Shorter TLS certificate lifespans expected to complicate management efforts
76% of security leaders recognize the pressing need to move to shorter certificate lifespans to improve security, according to Venafi. However, many feel unprepared to take action, with 77% saying the shift to 90-day certificates will mean more outages are inevitable.
Google plans to cut TLS certificate lifespans
81% of security leaders believe Google’s proposed plans to shorten TLS certificate lifespans from 398 days to 90 days will amplify existing challenges they have around managing certificates. An overwhelming 94% of respondents are concerned about the impact of the changes, with 73% saying it could cause “chaos” and a further 75% saying it could even make them less secure.
The recent announcement that certificates issued by certificate authority (CA) Entrust can no longer be trusted is just the latest example of disruption in the CA market. In fact, 88% of security leaders report their organization has been impacted by CA revocations. Of these, 45% had to deploy extra resources to find, revoke and replace certificates; 38% suffered a security incident; and 31% had a certificate-related outage.
With momentum gathering around the need to migrate to new quantum-resistant encryption algorithms, 64% of security leaders say they “dread the day” the board asks about their migration plans. 78% say if a quantum computer capable of breaking encryption is built, they will “deal with it then,” with 60% believing that quantum computing doesn’t present a risk to their business today or in the future. Moreover, 67% dismiss the issue, stating it has become a “hype-pocalypse.”
“We recently lived through the world’s greatest IT outage – the CrowdStrike update outage was an error and unexpected. Security teams know they will be hit with major risks when new outages occur from what they love to hate: more expiring certificates,” said Kevin Bocek, chief innovation officer at Venafi.
“Shifting to shorter certificate lifecycles significantly reduces these risks and is a necessary move. However, this can also bring more chaos for security teams – and it’s a double whammy with Entrust being distrusted in Chrome. There aren’t just canaries in the coal mine; there are groundhogs in every cloud, virtual machine and Kubernetes cluster. It’s not just one software update vendor; it’s the entire Internet as we know it,” Bocek continued.
90-day certificate challenges
The introduction of 90-day certificates means organizations will need to renew their certificates five times more often than they do now – quintupling the effort needed.
The survey reveals this will be a major challenge for businesses for two reasons:
Delayed deployment – Only 8% of security leaders fully automate all aspects of TLS certificate management across their entire enterprise, with almost a third (29%) still relying on their own software and spreadsheets to manage the problem. As a result, it takes an average of 2-3 working days (21.75 hours) to deploy a certificate.
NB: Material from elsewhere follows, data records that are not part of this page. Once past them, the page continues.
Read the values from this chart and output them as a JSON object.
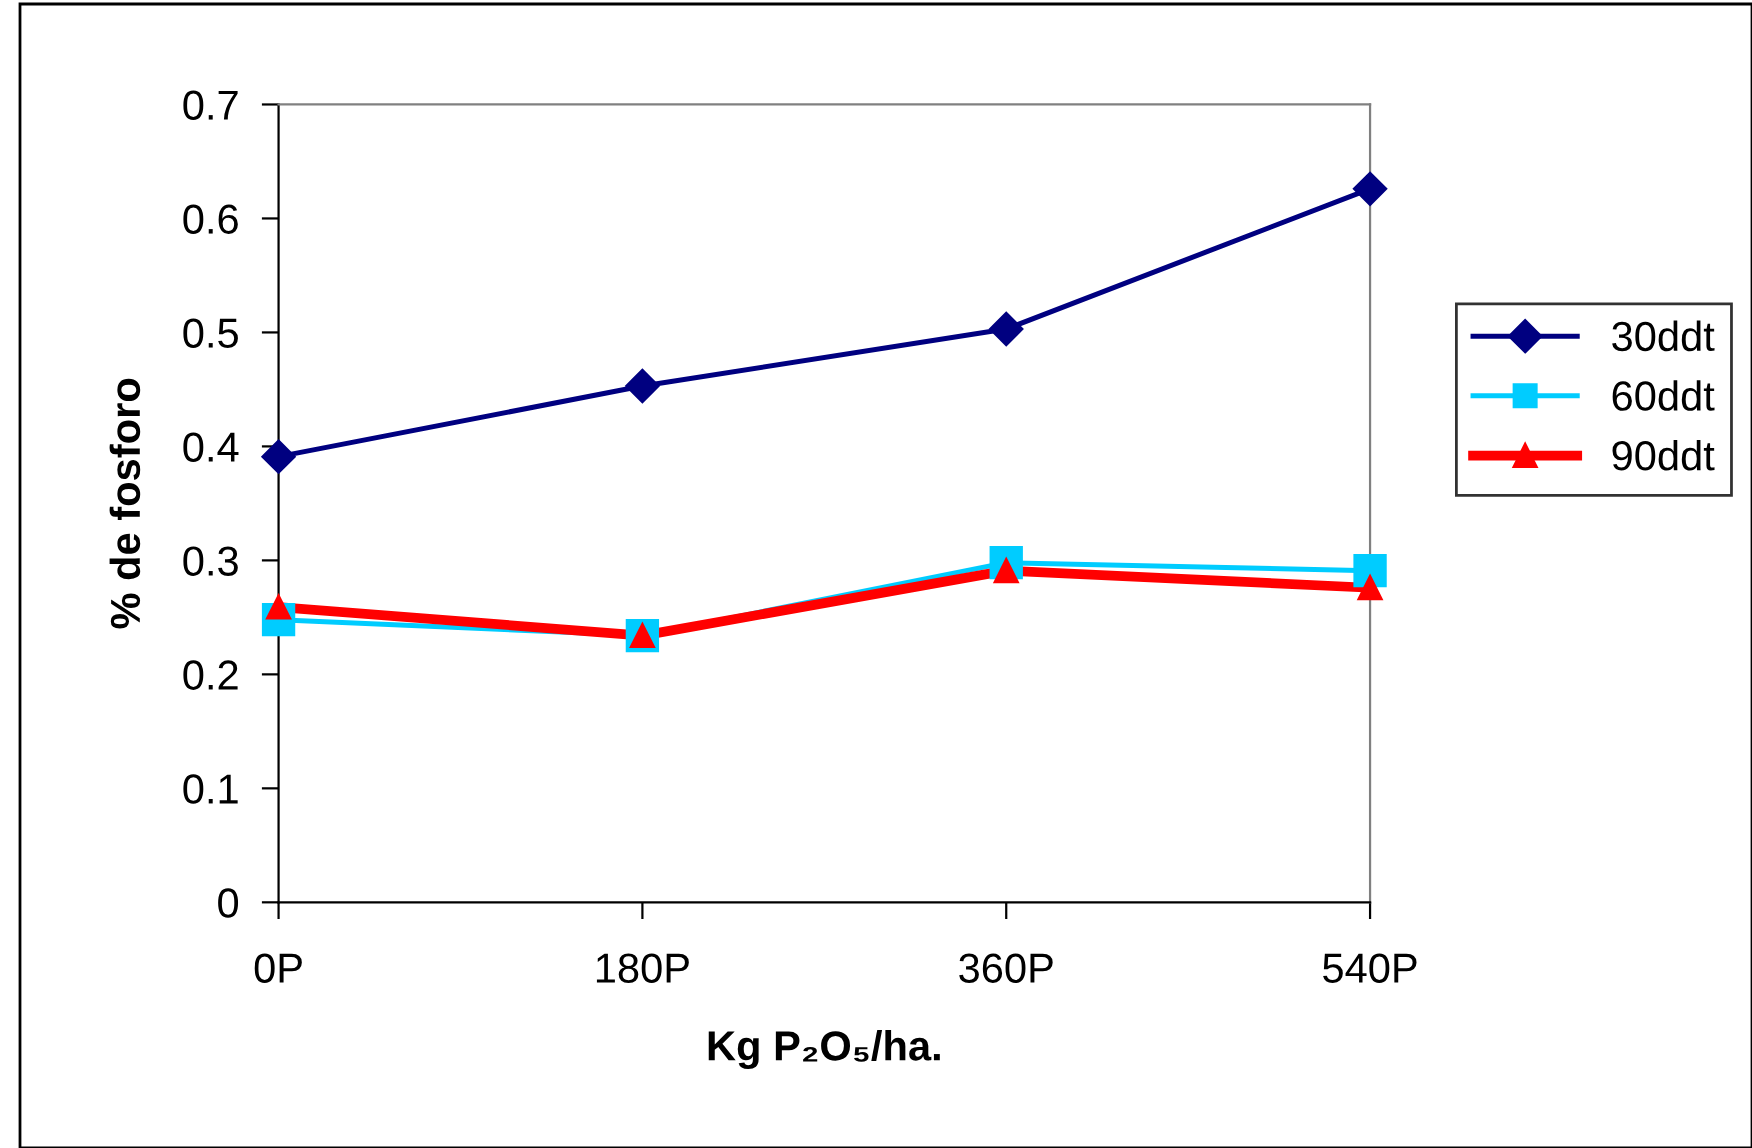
{
  "chart_data": {
    "type": "line",
    "xlabel": "Kg P₂O₅/ha.",
    "ylabel": "% de fosforo",
    "categories": [
      "0P",
      "180P",
      "360P",
      "540P"
    ],
    "series": [
      {
        "name": "30ddt",
        "color": "#000080",
        "marker": "diamond",
        "values": [
          0.391,
          0.453,
          0.503,
          0.626
        ]
      },
      {
        "name": "60ddt",
        "color": "#00ccff",
        "marker": "square",
        "values": [
          0.248,
          0.234,
          0.298,
          0.291
        ]
      },
      {
        "name": "90ddt",
        "color": "#ff0000",
        "marker": "triangle",
        "values": [
          0.259,
          0.234,
          0.291,
          0.276
        ]
      }
    ],
    "ylim": [
      0,
      0.7
    ],
    "yticks": [
      0,
      0.1,
      0.2,
      0.3,
      0.4,
      0.5,
      0.6,
      0.7
    ],
    "grid": false,
    "legend": "right",
    "line_style": "solid"
  }
}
TLS transformation – The volume of TLS certificates in use at organizations has been steadily rising, due to the growth in technology adoption in recent years. 95% of security leaders say digital transformation initiatives have increased their organization’s use of SSL/TLS in the past year by an average of 36%. As a result, the average enterprise now manages 3,730 TLS certificates – a number that is expected to increase by 39% by 2026, taking the figure up to over 5,000.
Similar challenges exist with quantum. 67% of survey respondents believe shifting to post-quantum cryptography will be a nightmare, as they don’t know where all their keys and certificates are. Looking at the specific challenges these shifts present, the potential speed of the migration, scale and cost, as well as lack of internal skills and knowledge were cited as the top three concerns. However, 86% say taking control of the management of keys and certificates is the best way to prepare for future quantum risks.
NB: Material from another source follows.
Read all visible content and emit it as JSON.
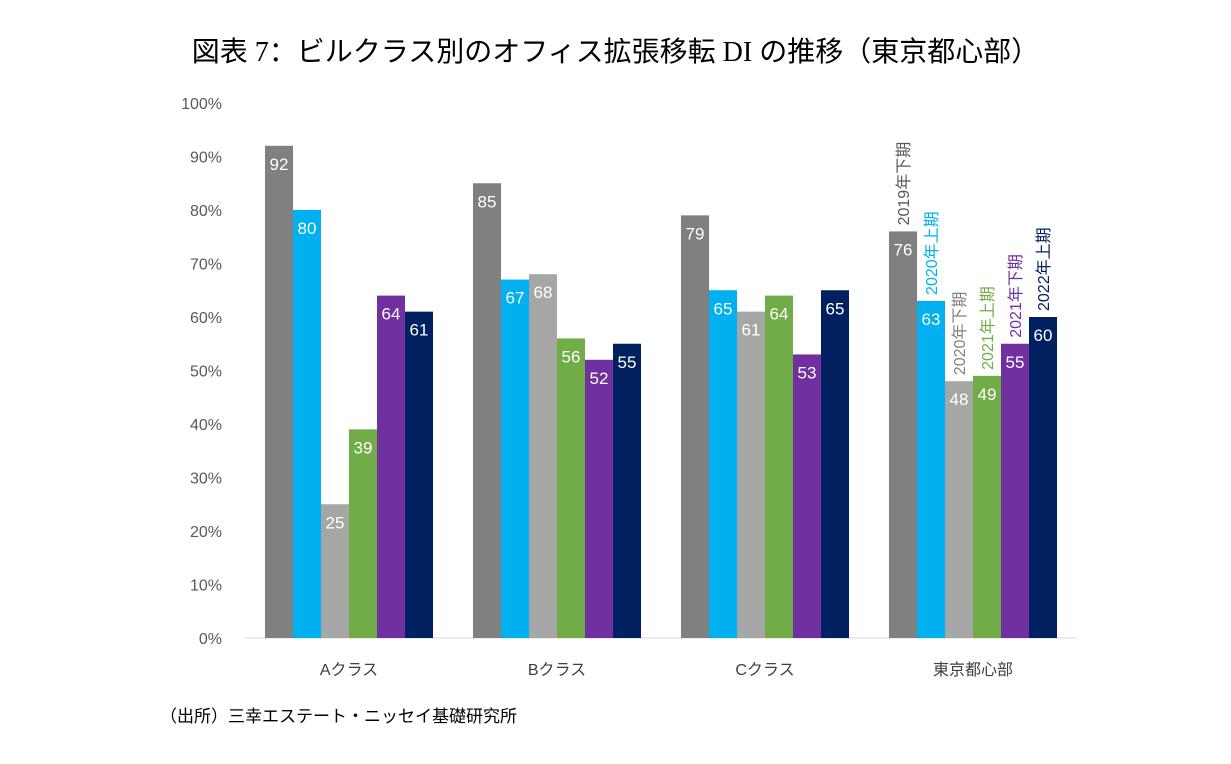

“There’s great news: from 90-day certificates to replacing distrusted CAs to making the transition to post-quantum, security teams today have machine identity security capabilities they didn’t have available just a few years ago. Security teams can get certificate lifecycle management (CLM), PKI-as-a-service and workload identity issuers all on one control plane now,” Bocek concludes.
“The business case is simple for making sure 90-day certificate lifetimes don’t wreak havoc. We know the problem is coming, unlike the last major IT outage, and the automation we put in place with machine identity security gets us ready for the post-quantum future, the next CA distrust and running in whatever cloud our developers choose.”